The find represents the first time astronomers have successfully forecast the existence of an unknown planet since Neptune was predicted in the 1840s.
Co-author Dr Rory Barnes from the University of Arizona in Tucson presented his results here at the 211th meeting of the American Astronomical Society (AAS) in Austin, Texas.
He and his colleagues studied orbits in several planetary systems beyond that of our own Sun.
They found that planets' orbits tend to be as closely packed together as they can be. There is a limiting factor on packing: if planets huddle too closely together, gravity will start to destabilise their orbits.
The researchers reasoned that there must be universal rules applying to how planets form around young stars.
When they looked at two planets, called "b" and "c", already identified orbiting the star HD 74156, they found that there was a large gap between them.
If the scientists' "Packed Planetary Systems" theory was correct, there should be a planet between "b" and "c", and in a particular orbit around its parent star.
When Dr Jacob Bean and his colleagues from the University of Texas observed the system, they confirmed that there was indeed a new planet where Dr Barnes had predicted.
"They found it to have a mass a little bit larger than we expected, but in exactly the zone where we expected it to be," Dr Barnes told reporters.
The new planet has been named, by convention, HD 74156 d.
"For whatever reason, it seems that planetary formation is a somewhat efficient process. Wherever there is room for a planet to form, it is there; and observers can try and find it," said Dr Barnes.
"This is a new way to find planets. And more speculatively, it might be a new way to try and search for life.
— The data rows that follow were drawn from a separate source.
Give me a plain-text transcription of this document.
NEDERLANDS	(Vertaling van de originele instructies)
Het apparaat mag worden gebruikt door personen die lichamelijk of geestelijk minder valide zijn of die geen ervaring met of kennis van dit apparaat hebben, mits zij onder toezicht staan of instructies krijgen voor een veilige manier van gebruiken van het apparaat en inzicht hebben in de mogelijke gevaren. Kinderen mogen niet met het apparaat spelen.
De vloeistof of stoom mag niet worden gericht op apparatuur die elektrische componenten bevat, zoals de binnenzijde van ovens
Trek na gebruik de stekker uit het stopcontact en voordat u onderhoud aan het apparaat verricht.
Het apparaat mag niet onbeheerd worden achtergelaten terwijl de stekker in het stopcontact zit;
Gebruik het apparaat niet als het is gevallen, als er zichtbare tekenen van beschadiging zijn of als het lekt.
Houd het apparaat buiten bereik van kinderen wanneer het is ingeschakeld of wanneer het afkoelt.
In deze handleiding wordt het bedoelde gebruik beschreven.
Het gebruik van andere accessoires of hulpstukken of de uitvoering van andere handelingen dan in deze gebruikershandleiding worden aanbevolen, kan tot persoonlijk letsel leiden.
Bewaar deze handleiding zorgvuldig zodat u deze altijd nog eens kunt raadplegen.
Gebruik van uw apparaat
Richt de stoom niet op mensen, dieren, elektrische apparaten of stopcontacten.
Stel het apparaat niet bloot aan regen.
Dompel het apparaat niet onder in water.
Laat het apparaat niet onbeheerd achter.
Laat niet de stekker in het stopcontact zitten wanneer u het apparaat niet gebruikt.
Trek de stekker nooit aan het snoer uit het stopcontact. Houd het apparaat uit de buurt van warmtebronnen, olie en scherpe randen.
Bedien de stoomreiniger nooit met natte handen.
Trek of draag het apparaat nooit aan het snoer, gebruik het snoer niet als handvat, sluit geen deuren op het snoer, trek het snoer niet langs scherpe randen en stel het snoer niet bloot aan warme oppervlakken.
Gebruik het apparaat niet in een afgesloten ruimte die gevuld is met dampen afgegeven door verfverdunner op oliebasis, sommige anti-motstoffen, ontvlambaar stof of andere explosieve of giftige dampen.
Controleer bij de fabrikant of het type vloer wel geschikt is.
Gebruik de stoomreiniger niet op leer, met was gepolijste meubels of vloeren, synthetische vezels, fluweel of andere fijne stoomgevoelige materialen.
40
It may be a coincidence, but this new planet was found inside the habitable zone (around its parent star)."
Another group of astronomers has since found another planet where Dr Barnes and his colleagues had predicted one to be in another system they had considered during their analysis - 55 Cancri.
The team also forecast the presence of a planet in a stable region around the star HD 38529, and Dr Barnes said he hoped this would be confirmed soon, too.
Sara Seager, professor of astronomy at the Massachusetts Institute of Technology (MIT), commented: "This field is littered with predictions that are wrong, so I would congratulate Rory on being one of the few people to make a successful one in advance."
She added: "It will be great to see if we can find all planets within a given system, because it will tell us something about planet formation around other stars."